Sharing Points of View. This type of support can often come in the form of affirmations and encouragement. For example, pointing out your child’s strengths to them and reminding them they can do anything they put their mind to. It can also look like sharing another perspective if they are being hard on themselves. For example, if they are angry with themselves after receiving a bad grade on a test, you can help them see it as a learning experience and a way for them to grow.
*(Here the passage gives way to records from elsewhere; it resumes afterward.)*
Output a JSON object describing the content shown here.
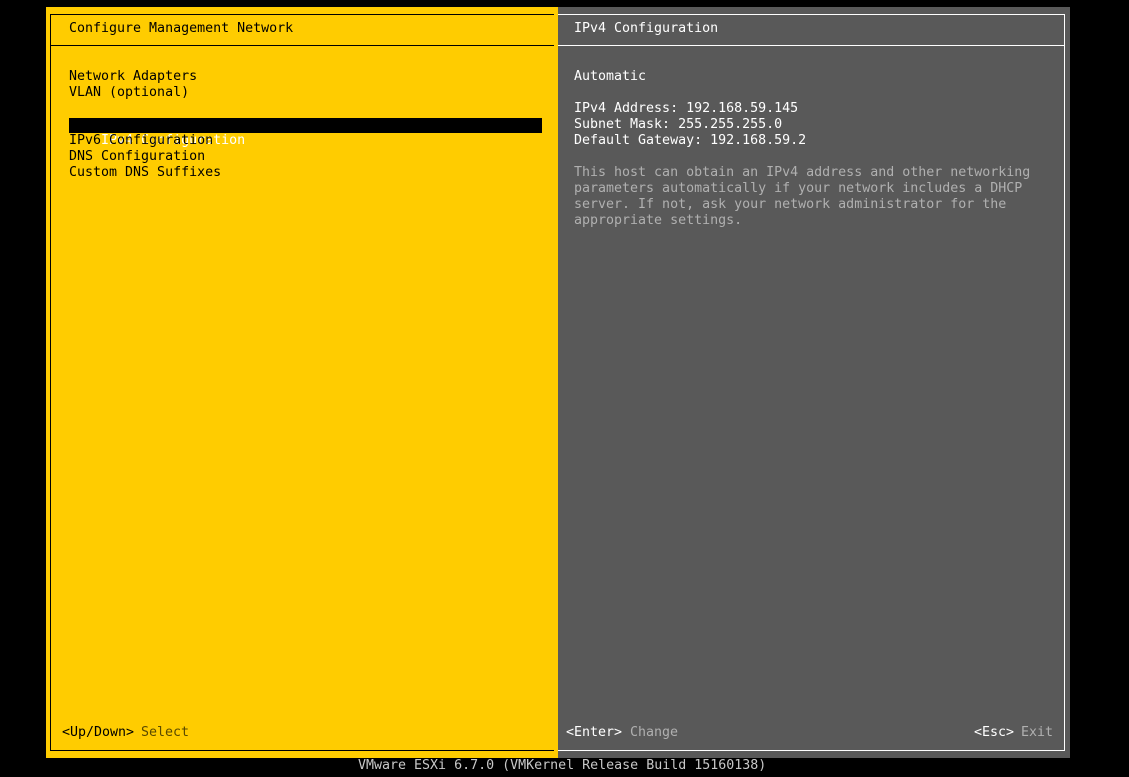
{
  "left_panel": {
    "title": "Configure Management Network",
    "menu_items": [
      {
        "label": "Network Adapters"
      },
      {
        "label": "VLAN (optional)"
      },
      {
        "label": "IPv4 Configuration"
      },
      {
        "label": "IPv6 Configuration"
      },
      {
        "label": "DNS Configuration"
      },
      {
        "label": "Custom DNS Suffixes"
      }
    ],
    "selected_index": 2,
    "hint_key": "<Up/Down>",
    "hint_action": "Select"
  },
  "right_panel": {
    "title": "IPv4 Configuration",
    "mode": "Automatic",
    "ipv4_address_line": "IPv4 Address: 192.168.59.145",
    "subnet_mask_line": "Subnet Mask: 255.255.255.0",
    "default_gateway_line": "Default Gateway: 192.168.59.2",
    "description_lines": [
      "This host can obtain an IPv4 address and other networking",
      "parameters automatically if your network includes a DHCP",
      "server. If not, ask your network administrator for the",
      "appropriate settings."
    ],
    "enter_key": "<Enter>",
    "enter_action": "Change",
    "esc_key": "<Esc>",
    "esc_action": "Exit"
  },
  "footer": {
    "version_text": "VMware ESXi 6.7.0 (VMKernel Release Build 15160138)"
  },
  "colors": {
    "left_background": "#ffcc00",
    "right_background": "#595959",
    "selection_background": "#000000",
    "screen_background": "#000000"
  }
}
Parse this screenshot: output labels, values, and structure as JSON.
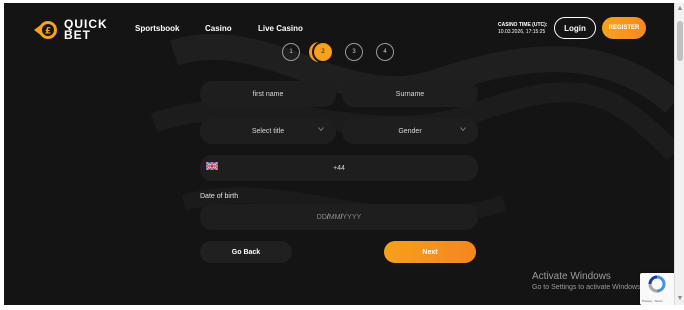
{
  "brand": {
    "logo_line1": "QUICK",
    "logo_line2": "BET",
    "accent": "#f6a21c",
    "background": "#141414"
  },
  "nav": {
    "sportsbook": "Sportsbook",
    "casino": "Casino",
    "live_casino": "Live Casino"
  },
  "header": {
    "casino_time_label": "CASINO TIME (UTC):",
    "casino_time_value": "10.03.2026, 17:15:25",
    "login_label": "Login",
    "register_label": "REGISTER"
  },
  "stepper": {
    "steps": [
      "1",
      "2",
      "3",
      "4"
    ],
    "current_step": 2
  },
  "form": {
    "first_name_placeholder": "first name",
    "surname_placeholder": "Surname",
    "title_placeholder": "Select title",
    "gender_placeholder": "Gender",
    "phone_prefix": "+44",
    "dob_label": "Date of birth",
    "dob_dd": "DD",
    "dob_mm": "MM",
    "dob_yyyy": "YYYY",
    "dob_sep": "/",
    "go_back_label": "Go Back",
    "next_label": "Next"
  },
  "overlay": {
    "activate_title": "Activate Windows",
    "activate_subtitle": "Go to Settings to activate Windows.",
    "recaptcha_links": "Privacy - Terms"
  }
}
Sharing Information. This type of support is when someone shares what they’ve learned from their own life experiences. For example, if another parent has a child who struggles with socializing, they can share some tips and tricks they’ve learned to help their child find and create social support.

The Importance of Social Groups and Extended Support

Children who are connected to their family, friends, and people in their community have opportunities to learn how to speak, share, and get along with others. When your child feels connected to people in your neighborhood, it often allows them to feel physically safe which can alleviate stress and worry. Simply riding bikes, going on walks, and saying hello to neighbors with your kids can create this sense of security for them.

In addition to engaging with your neighbors, getting involved in local organizations can also create social support for your child. Signing up for a sports team, musical theater, art class or summer camp are all great ways to help your child meet new friends and learn important social skills that can carry them through their lives.

Tips for Helping Kids Make Community Connections:

Spend time outside in your neighborhood playing on the playground, going to a local farmer’s market, or scheduling a playdate with neighborhood kids.

Show your kids that connection is a two-way street. If your neighbors or friends go out of town, offer to get their mail, or water their plants and take your child with you when you go. This will show your child how you show up for people you care about.

Make sure you make time for socializing with friends as well. Your child looks to you first and foremost for how they should act and live their own life.

Encourage your child to step out of their comfort zone and do something they may be scared to do. As a parent, it’s your job to push them into something social for their own well-being at times.